Other libraries in the ecosystem build on `Qi` to provide those capabilities: [FEEN](https://sashite.dev/specs/feen/1.0.0/) defines a canonical string encoding for positions, [PON](https://sashite.dev/specs/pon/1.0.0/) provides a JSON-based position format, [EPIN](https://sashite.dev/specs/epin/1.0.0/) specifies piece token syntax, and [SIN](https://sashite.dev/specs/sin/1.0.0/) specifies style token syntax. The [Game Protocol](https://sashite.dev/game-protocol/) describes the conceptual foundation that all these specifications share.
## Notes for Reimplementors
This section provides guidance for porting `Qi` to other languages.
### API Surface
The complete public API consists of:
- **1 constructor** — `Qi.new/2`
- **7 accessors** — `board`, `first_player_hand`, `second_player_hand`, `turn`, `first_player_style`, `second_player_style`, `shape` (struct fields)
- **5 functions** — `board_diff/2`, `first_player_hand_diff/2`, `second_player_hand_diff/2`, `toggle/1`, `to_nested/1`
- **2 constants** — `max_dimensions/0`, `max_dimension_size/0`
### Key Semantic Contracts
**Pieces and styles are strings.** Board squares, hand contents, and style values are all stored as strings. Non-string inputs are rejected at the boundary.
**Piece equality is by value.** Hand operations use standard Elixir `==` for piece matching.

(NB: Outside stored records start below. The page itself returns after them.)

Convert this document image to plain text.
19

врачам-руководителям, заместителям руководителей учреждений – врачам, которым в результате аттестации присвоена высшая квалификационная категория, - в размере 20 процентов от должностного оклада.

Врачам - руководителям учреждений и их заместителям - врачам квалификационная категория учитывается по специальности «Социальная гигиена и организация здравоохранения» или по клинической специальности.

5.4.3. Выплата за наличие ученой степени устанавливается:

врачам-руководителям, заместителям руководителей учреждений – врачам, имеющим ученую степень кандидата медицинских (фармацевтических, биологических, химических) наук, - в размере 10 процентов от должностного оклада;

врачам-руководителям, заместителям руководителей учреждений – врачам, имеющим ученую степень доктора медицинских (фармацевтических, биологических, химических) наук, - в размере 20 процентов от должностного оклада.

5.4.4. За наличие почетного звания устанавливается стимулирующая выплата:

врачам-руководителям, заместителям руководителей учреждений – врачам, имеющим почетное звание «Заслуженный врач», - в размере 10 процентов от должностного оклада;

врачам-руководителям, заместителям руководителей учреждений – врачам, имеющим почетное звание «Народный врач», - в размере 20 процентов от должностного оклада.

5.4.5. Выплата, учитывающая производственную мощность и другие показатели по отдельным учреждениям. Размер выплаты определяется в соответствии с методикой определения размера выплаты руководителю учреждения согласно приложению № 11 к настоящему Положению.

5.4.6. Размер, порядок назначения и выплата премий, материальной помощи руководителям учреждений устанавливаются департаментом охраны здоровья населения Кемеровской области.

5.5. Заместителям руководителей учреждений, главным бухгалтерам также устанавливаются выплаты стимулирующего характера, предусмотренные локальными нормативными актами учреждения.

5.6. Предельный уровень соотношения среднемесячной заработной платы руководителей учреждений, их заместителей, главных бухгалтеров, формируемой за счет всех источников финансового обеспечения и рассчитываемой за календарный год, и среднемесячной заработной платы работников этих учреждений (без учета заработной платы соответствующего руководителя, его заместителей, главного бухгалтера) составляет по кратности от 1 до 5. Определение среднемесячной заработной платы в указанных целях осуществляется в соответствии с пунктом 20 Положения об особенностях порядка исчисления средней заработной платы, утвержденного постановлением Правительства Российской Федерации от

**Piece cardinality is global.** The constraint `p ≤ n` counts pieces across all locations: board squares plus both hands. A transformation that adds a piece to a hand can exceed the limit even if the board has empty squares.
**Nil means empty.** On the board, `nil` represents an empty square. Styles must not be nil — this is the only nil-related error at construction.
**Validation order is guaranteed**: shape → styles. Tests assert which error is reported when multiple inputs are invalid simultaneously.
**Hands are piece → count maps.** Internally, hands use `%{"P" => 2, "B" => 1}` rather than flat lists. This gives O(1) add/remove and makes count queries trivial. Empty entries (count reaching zero) are removed from the map.
**The constructor creates an empty position**: board all nil, hands empty, turn is first player. Pieces are added via `board_diff/2` and hand diff functions.